The federal government released its proposed Frame for the Clean Electricity Regulations this week, informed by previous consultations on its earlier discussion paper, and is soliciting feedback until August 17
Canada is taking one more step towards realizing its goal of a net-zero emission grid by 2035 with a second public engagement on a proposed roadmap to the goal.
The proposed Frame for the Clean Electricity Regulations was released this week by Environment and Climate Change Canada following the consultation period opened after the release of a discussion paper on the subject in March 2022.
The previous consultation period elicited “over 160 written submissions and numerous discussions with key interested parties during open and broad engagement,” states government documents.
This time, interested submitters will have until August 17 to respond to the proposed framework.
Formerly known as the “Clean Energy Standard” the renamed Clean Energy Regulations (CER), “would be part of a suite of federal measures to move Canada’s electricity sector to net zero as an enabler for broader decarbonization of the economy.”
The CER is concentrated on moving Canada’s electricity generation to renewables where possible or low-emitting fuels in certain cases. In the event of grid emergencies, natural gas electricity generation would still be permitted as technology at this time does not allow for a full move away from that generation source.
“The CER and complementary measures would encourage energy efficiency; demand side management, dynamic pricing; and a range of efficiency, abatement and non-emitting generating technologies such as carbon capture and storage (CCS), solar, wind, geothermal, small modular nuclear reactors (SMRs), hydro, distributed energy systems, interties and energy storage. It could also support bringing more clean power from Indigenous power producers to Canada’s electricity systems,” reads the document. The four focus areas of the framework are:
- Clean electricity supply and generation;
- Clean electricity transmission and storage;
- Electrification and energy efficiency for energy end-use sectors; and
- Innovative, clean and enabling technologies to advance electrification.
Opportunities for input
The CER will not be binding until January 1, 2035, says the government, but “[t]he decision to commission a new unit after 2025 will need to take into consideration the CER obligations.”

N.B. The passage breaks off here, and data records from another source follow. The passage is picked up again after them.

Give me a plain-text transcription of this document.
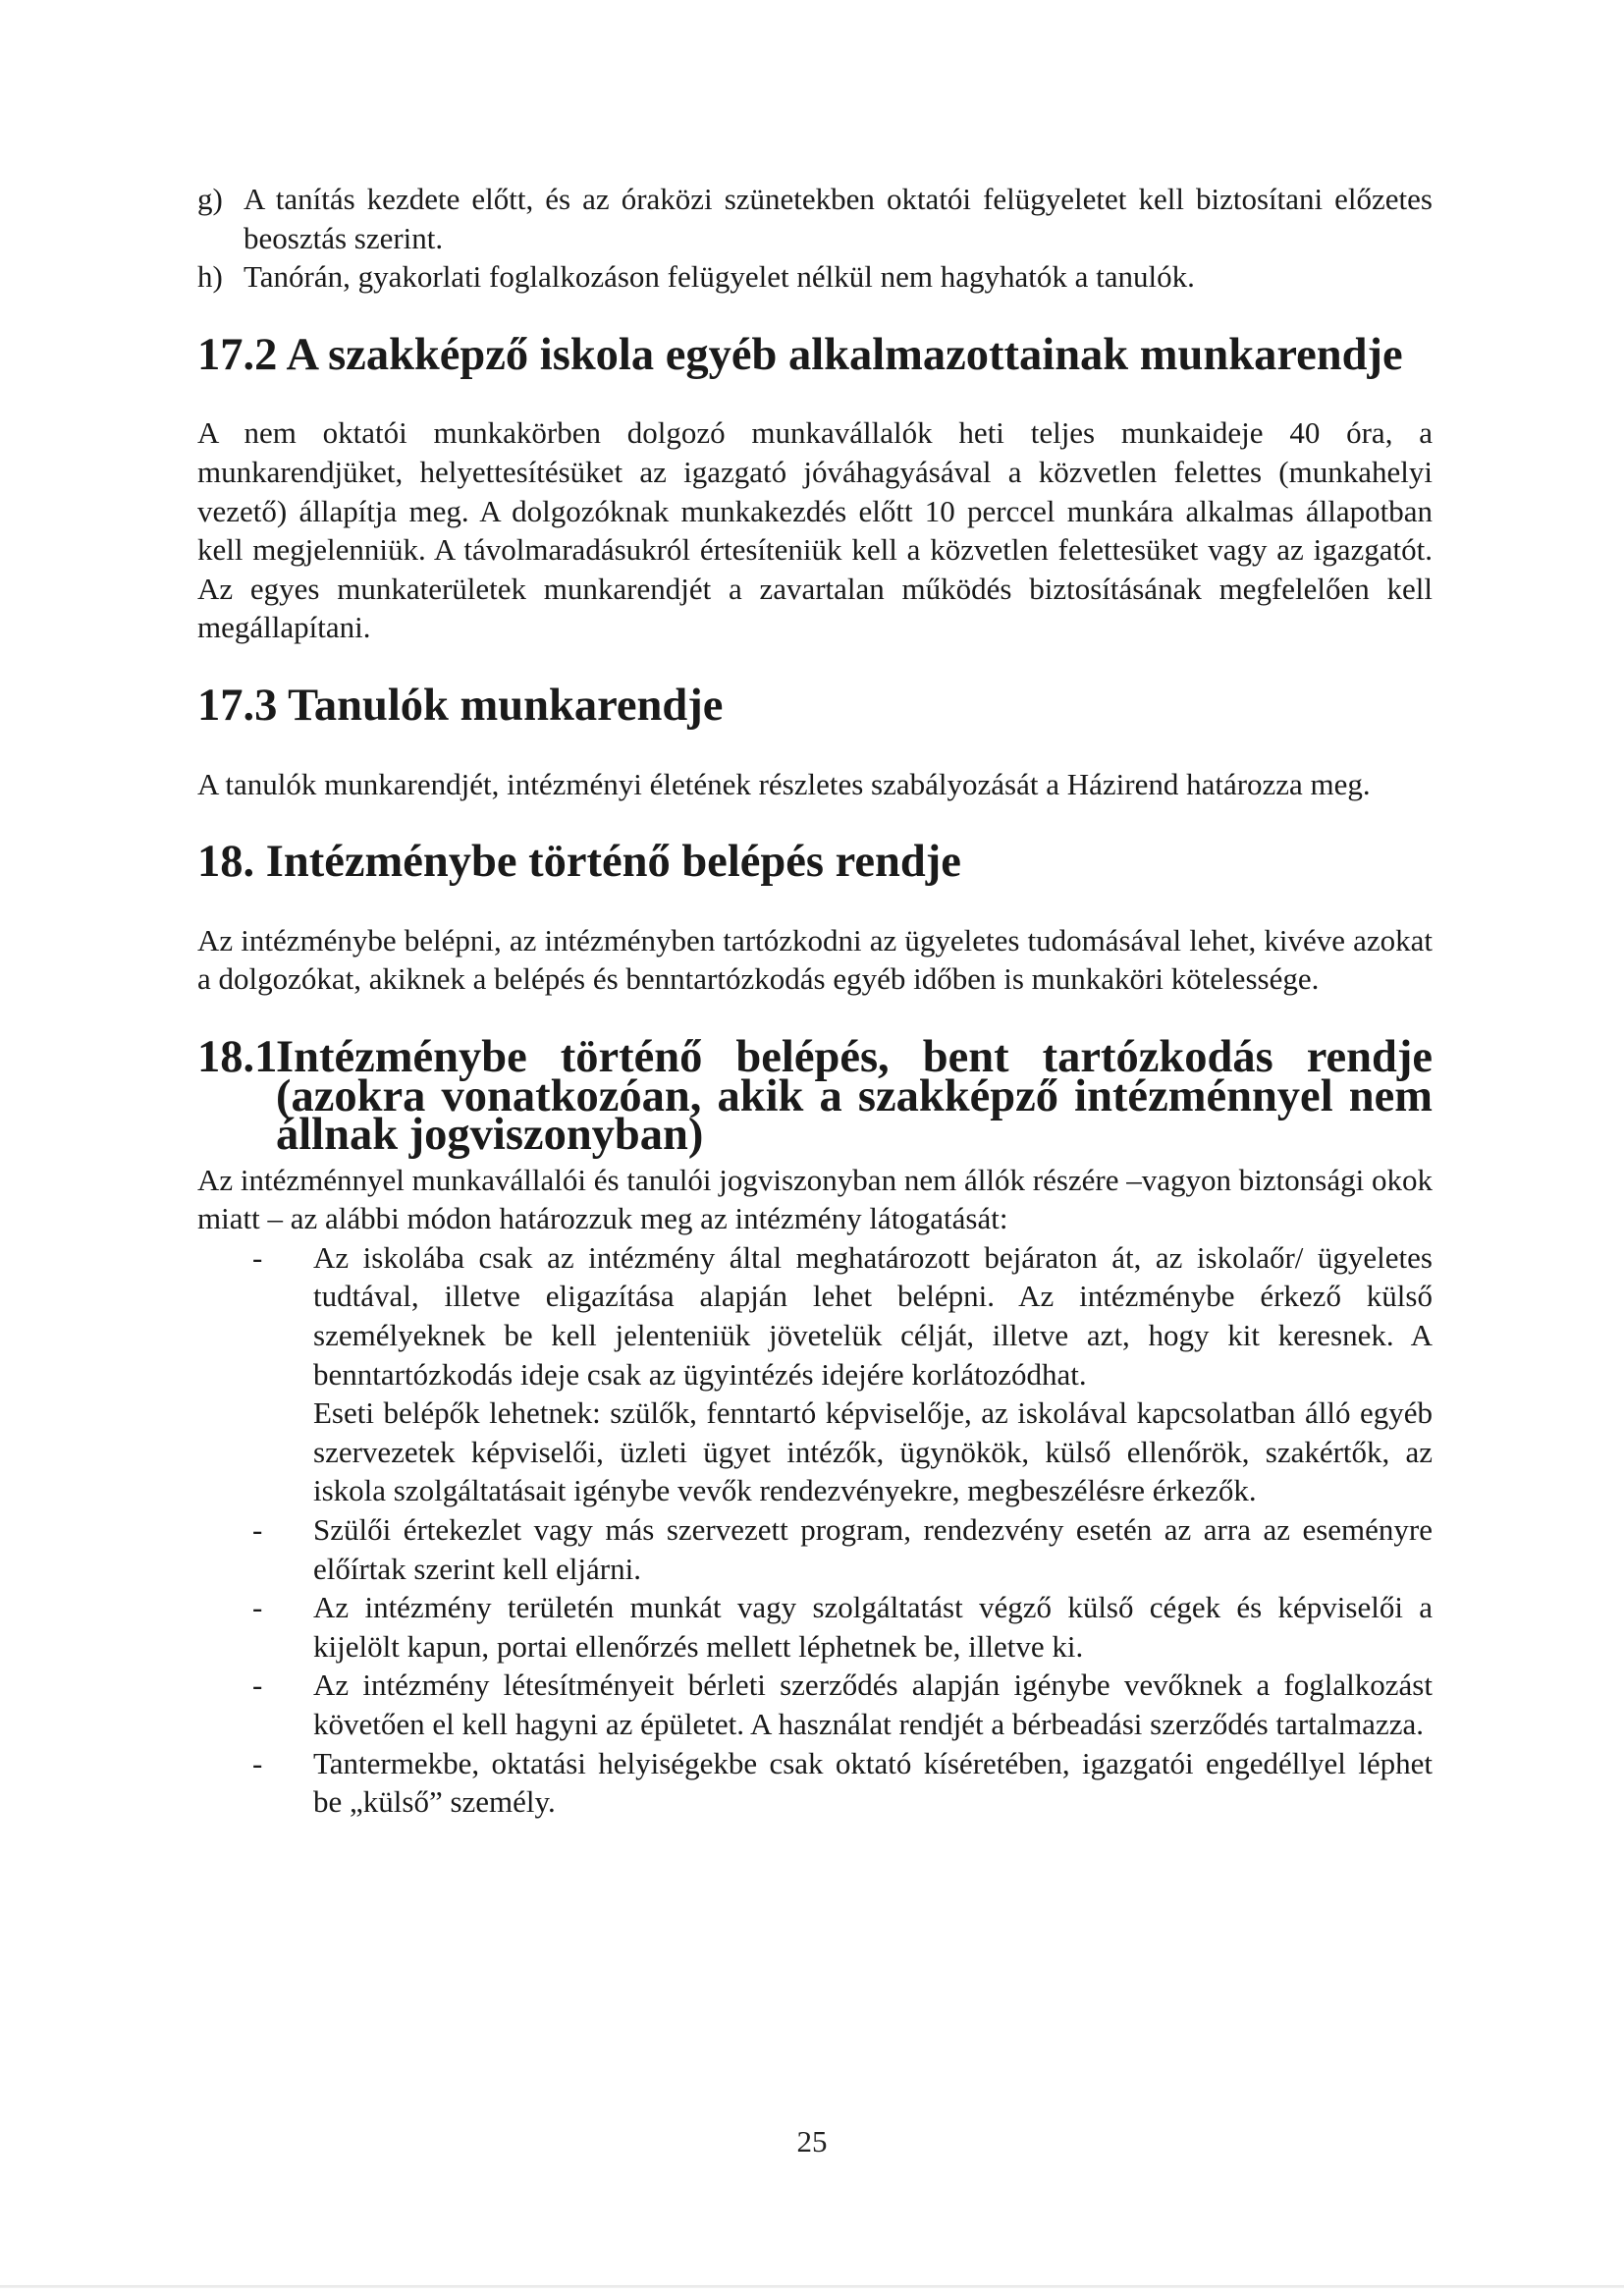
g) A tanítás kezdete előtt, és az óraközi szünetekben oktatói felügyeletet kell biztosítani előzetes beosztás szerint.
h) Tanórán, gyakorlati foglalkozáson felügyelet nélkül nem hagyhatók a tanulók.
17.2 A szakképző iskola egyéb alkalmazottainak munkarendje

A nem oktatói munkakörben dolgozó munkavállalók heti teljes munkaideje 40 óra, a munkarendjüket, helyettesítésüket az igazgató jóváhagyásával a közvetlen felettes (munkahelyi vezető) állapítja meg. A dolgozóknak munkakezdés előtt 10 perccel munkára alkalmas állapotban kell megjelenniük. A távolmaradásukról értesíteniük kell a közvetlen felettesüket vagy az igazgatót. Az egyes munkaterületek munkarendjét a zavartalan működés biztosításának megfelelően kell megállapítani.

17.3 Tanulók munkarendje

A tanulók munkarendjét, intézményi életének részletes szabályozását a Házirend határozza meg.

18. Intézménybe történő belépés rendje

Az intézménybe belépni, az intézményben tartózkodni az ügyeletes tudomásával lehet, kivéve azokat a dolgozókat, akiknek a belépés és benntartózkodás egyéb időben is munkaköri kötelessége.

18.1
Intézménybe történő belépés, bent tartózkodás rendje (azokra vonatkozóan, akik a szakképző intézménnyel nem állnak jogviszonyban)

Az intézménnyel munkavállalói és tanulói jogviszonyban nem állók részére –vagyon biztonsági okok miatt – az alábbi módon határozzuk meg az intézmény látogatását:

- Az iskolába csak az intézmény által meghatározott bejáraton át, az iskolaőr/ ügyeletes tudtával, illetve eligazítása alapján lehet belépni. Az intézménybe érkező külső személyeknek be kell jelenteniük jövetelük célját, illetve azt, hogy kit keresnek. A benntartózkodás ideje csak az ügyintézés idejére korlátozódhat.
Eseti belépők lehetnek: szülők, fenntartó képviselője, az iskolával kapcsolatban álló egyéb szervezetek képviselői, üzleti ügyet intézők, ügynökök, külső ellenőrök, szakértők, az iskola szolgáltatásait igénybe vevők rendezvényekre, megbeszélésre érkezők.
- Szülői értekezlet vagy más szervezett program, rendezvény esetén az arra az eseményre előírtak szerint kell eljárni.
- Az intézmény területén munkát vagy szolgáltatást végző külső cégek és képviselői a kijelölt kapun, portai ellenőrzés mellett léphetnek be, illetve ki.
- Az intézmény létesítményeit bérleti szerződés alapján igénybe vevőknek a foglalkozást követően el kell hagyni az épületet. A használat rendjét a bérbeadási szerződés tartalmazza.
- Tantermekbe, oktatási helyiségekbe csak oktató kíséretében, igazgatói engedéllyel léphet be „külső” személy.
25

The opportunities for input include giving submissions on the “grace period” emitting generating plants that have not reached end of life should be given to operate past 2035, the amount of allowable emissions per plant and an appropriate compensation amount to be levied, and defining the plants that fall under CER compliance.
The payoff, the government says, will be felt by Canadians who will not only get health benefits from a low- or zero-emission energy sector, but also could see financial benefits in their monthly bills.
“For consumers, costs can be reduced by improving energy efficiency and techniques such as demand management as well as the adoption of low-cost wind and solar. In addition, shifting from higher-cost fossil fuels to electricity can reduce total household energy budgets, for example by charging an EV with electricity that costs the equivalent of less than 40 cents per litre for gasoline — or less,” reads the document.
The government is particularly interested in soliciting input from provinces, territories, Indigenous leaders, industry and environmental organizations — especially those in northern and remote communities (areas that are still heavily reliant on fossil-fuel burning electricity generation) or in higher-emitting grid jurisdictions through natural gas plants.